Ortadoğu’da genel olarak adlandırıldığı şekliyle “Arap Baharı” ile başlayan gelişmeler en çok Türkiye ve İsrail tarafından izleniyor. İsrail bölgede değişen rejimler ve istikrarsız siyasal ortam sebebiyle Türkiye ile ilişkilerini düzeltmeye daha fazla önem vermeye başladı. Mavi Marmara olayı sebebiyle bozulan ilişkileri ABD Başkanı Obama’nın devreye girmesiyle düzeltmeye çalışmaları da bunun açık bir göstergesidir. Başbakan Erdoğan’ın ABD gezisi öncesinde Filistin ve İsrail’e yaptığımız bir inceleme gezisinde Filistin ve Kudüs notlarımızı paylaşmak amacıyla bu yazı kaleme alınmıştır.
İsrail’in Kabul Edilemez Boyutlardaki Ayrımcılık Politikası
1948’deki savaşta İsrail vatandaşı olarak kalan Araplar daha sonra işgal edilen topraklarda yaşayan Araplarla karşılaştırıldığında daha elverişli koşullara sahipler. Ama İsrail vatandaşı Yahudilere gore yine ikinci sınıf vatandaştırlar. Havaalanında bunlar da diğer Filistinliler gibi ayrı muameleye tabi tutuluyorlar. Ancak özellikle Batı Şeria’da yaşayan Arapların sahip olduklarından imkanlardan daha fazla imkana sahipler. Vatandaş Araplar, işgal altındakilerden 3 kat daha fazla ücret alabiliyor. Sağlık ve eğitim olanakları var.
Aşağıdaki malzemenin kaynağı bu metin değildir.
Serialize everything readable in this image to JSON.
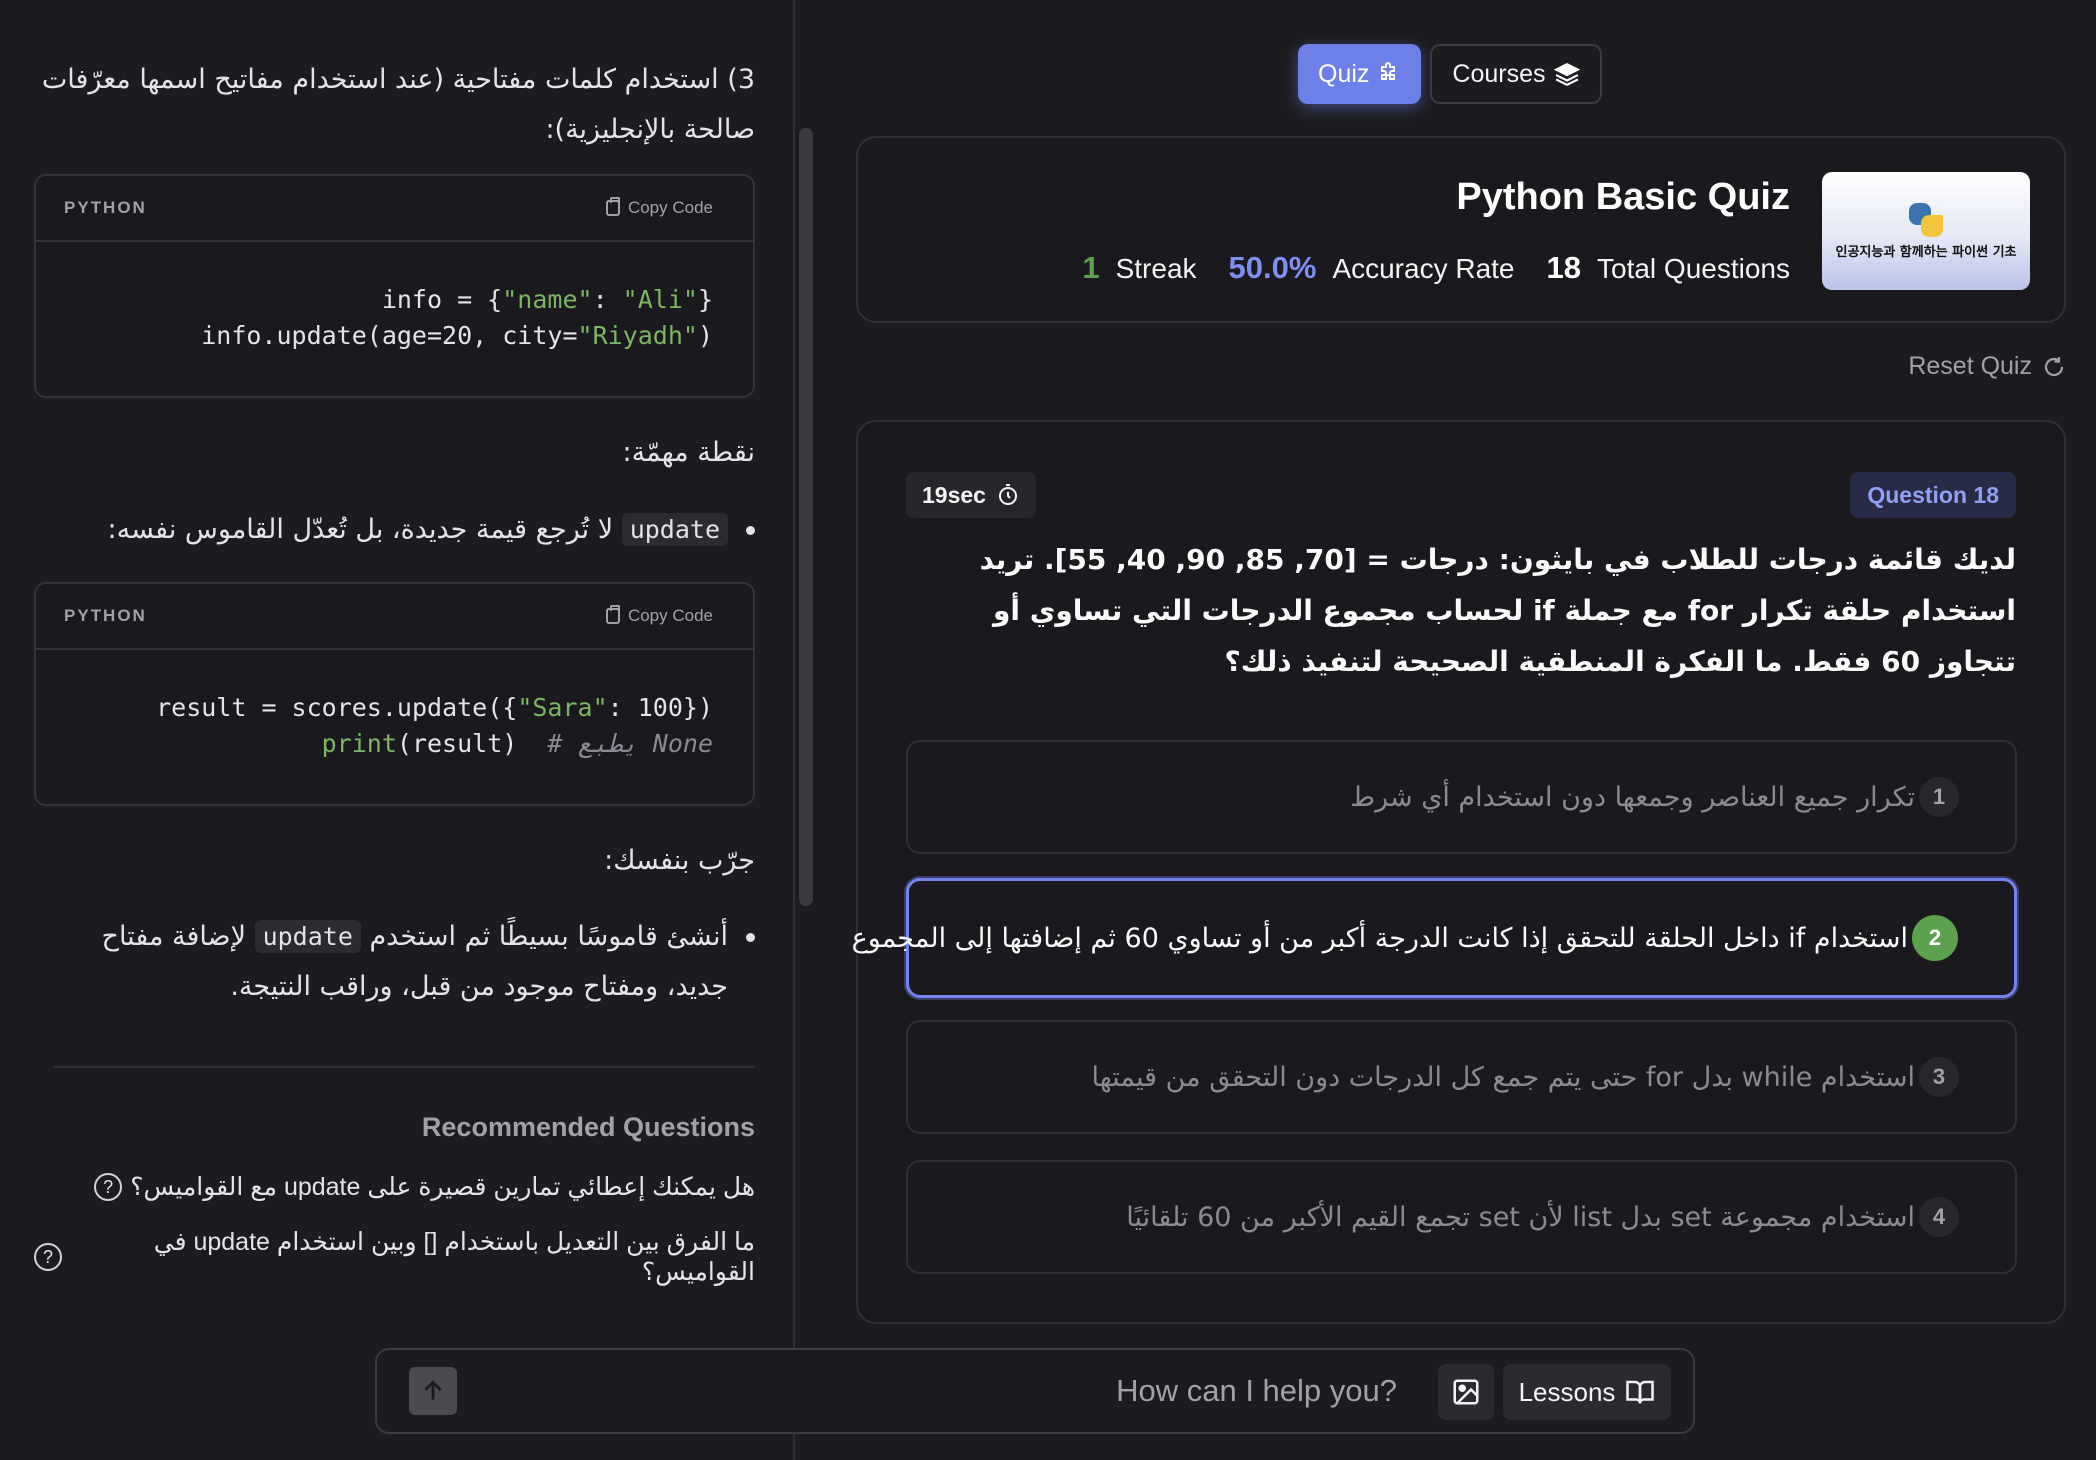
{
  "left_panel": {
    "intro_text": "3) استخدام كلمات مفتاحية (عند استخدام مفاتيح اسمها معرّفات صالحة بالإنجليزية):",
    "code_blocks": [
      {
        "lang": "PYTHON",
        "copy_label": "Copy Code",
        "line1": {
          "a": "info = {",
          "b": "\"name\"",
          "c": ": ",
          "d": "\"Ali\"",
          "e": "}"
        },
        "line2": {
          "a": "info.update(age=20, city=",
          "b": "\"Riyadh\"",
          "c": ")"
        }
      },
      {
        "lang": "PYTHON",
        "copy_label": "Copy Code",
        "line1": {
          "a": "result = scores.update({",
          "b": "\"Sara\"",
          "c": ": 100})"
        },
        "line2": {
          "fn": "print",
          "a": "(result)  ",
          "cmt": "# يطبع None"
        }
      }
    ],
    "important_heading": "نقطة مهمّة:",
    "bullet1": {
      "code": "update",
      "text": " لا تُرجع قيمة جديدة، بل تُعدّل القاموس نفسه:"
    },
    "try_heading": "جرّب بنفسك:",
    "bullet2": {
      "pre": "أنشئ قاموسًا بسيطًا ثم استخدم ",
      "code": "update",
      "post": " لإضافة مفتاح جديد، ومفتاح موجود من قبل، وراقب النتيجة."
    },
    "recommended_title": "Recommended Questions",
    "recommended": [
      "هل يمكنك إعطائي تمارين قصيرة على update مع القواميس؟",
      "ما الفرق بين التعديل باستخدام [] وبين استخدام update في القواميس؟"
    ]
  },
  "tabs": {
    "quiz": "Quiz",
    "courses": "Courses"
  },
  "quiz_header": {
    "title": "Python Basic Quiz",
    "streak_value": "1",
    "streak_label": "Streak",
    "accuracy_value": "50.0%",
    "accuracy_label": "Accuracy Rate",
    "total_value": "18",
    "total_label": "Total Questions",
    "thumbnail_text": "인공지능과 함께하는 파이썬 기초"
  },
  "reset_label": "Reset Quiz",
  "question": {
    "timer": "19sec",
    "badge": "Question 18",
    "text": "لديك قائمة درجات للطلاب في بايثون: درجات = [70, 85, 90, 40, 55]. تريد استخدام حلقة تكرار for مع جملة if لحساب مجموع الدرجات التي تساوي أو تتجاوز 60 فقط. ما الفكرة المنطقية الصحيحة لتنفيذ ذلك؟",
    "options": [
      {
        "num": "1",
        "text": "تكرار جميع العناصر وجمعها دون استخدام أي شرط"
      },
      {
        "num": "2",
        "text": "استخدام if داخل الحلقة للتحقق إذا كانت الدرجة أكبر من أو تساوي 60 ثم إضافتها إلى المجموع"
      },
      {
        "num": "3",
        "text": "استخدام while بدل for حتى يتم جمع كل الدرجات دون التحقق من قيمتها"
      },
      {
        "num": "4",
        "text": "استخدام مجموعة set بدل list لأن set تجمع القيم الأكبر من 60 تلقائيًا"
      }
    ],
    "selected_index": 1
  },
  "chat": {
    "placeholder": "How can I help you?",
    "lessons_label": "Lessons"
  },
  "colors": {
    "accent": "#6d7fe8",
    "success": "#5ba14e",
    "string": "#7bb661"
  }
}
Arapça yayın yapan özel radyo istasyonları var. “Check point” (control noktası) vb. muamelelere tabi tutulmuyorlar.
İsrail, vatandaşlık vermiş olduğu Araplar ile “ekonomik barış” diye ifade ettiği bir politika çerçevesinde ilişki kurmaya çalışıyor. Böylece tüketim yoluyla istediğini yapan, itaat altına alınmış bir Arap topluluğunun desteğini hedefliyor. İsrail asimilasyon politikası izlemiyor. Zira, asimile edilenler eridikleri potadakilerle eşit olma durumundadır. Ama İsrail Yahudi kökenliler dışındakilere eşit bir vatandaşlık sağlamaktan uzak duruyor. İsrail’de katı değil ama, yumuşak çizgileri olan bir apartheid politikası var. Apertheid ayrımcılık her yerde karşınıza çıkıyor. Adı konulmamış daha doğrusu bu alanda çalışan akademisyenlerin dikkate değer bir tanımlamada bulunmadıkları bu durum açık bir olgudur. İtiraz etmeyen, “memleketin asıl sahibi olma iddiası”ndan uzaklaşmış, azınlık olmayı zımnen kabullenmiş bir Filistinli kimliği dikte edilmeye çalışılıyor. İsrail vatandaşı olan ve İsrail nüfusunun yaklaşık %22’lik kısmını oluşturan kitle bu politikaların hedefi durumundadır.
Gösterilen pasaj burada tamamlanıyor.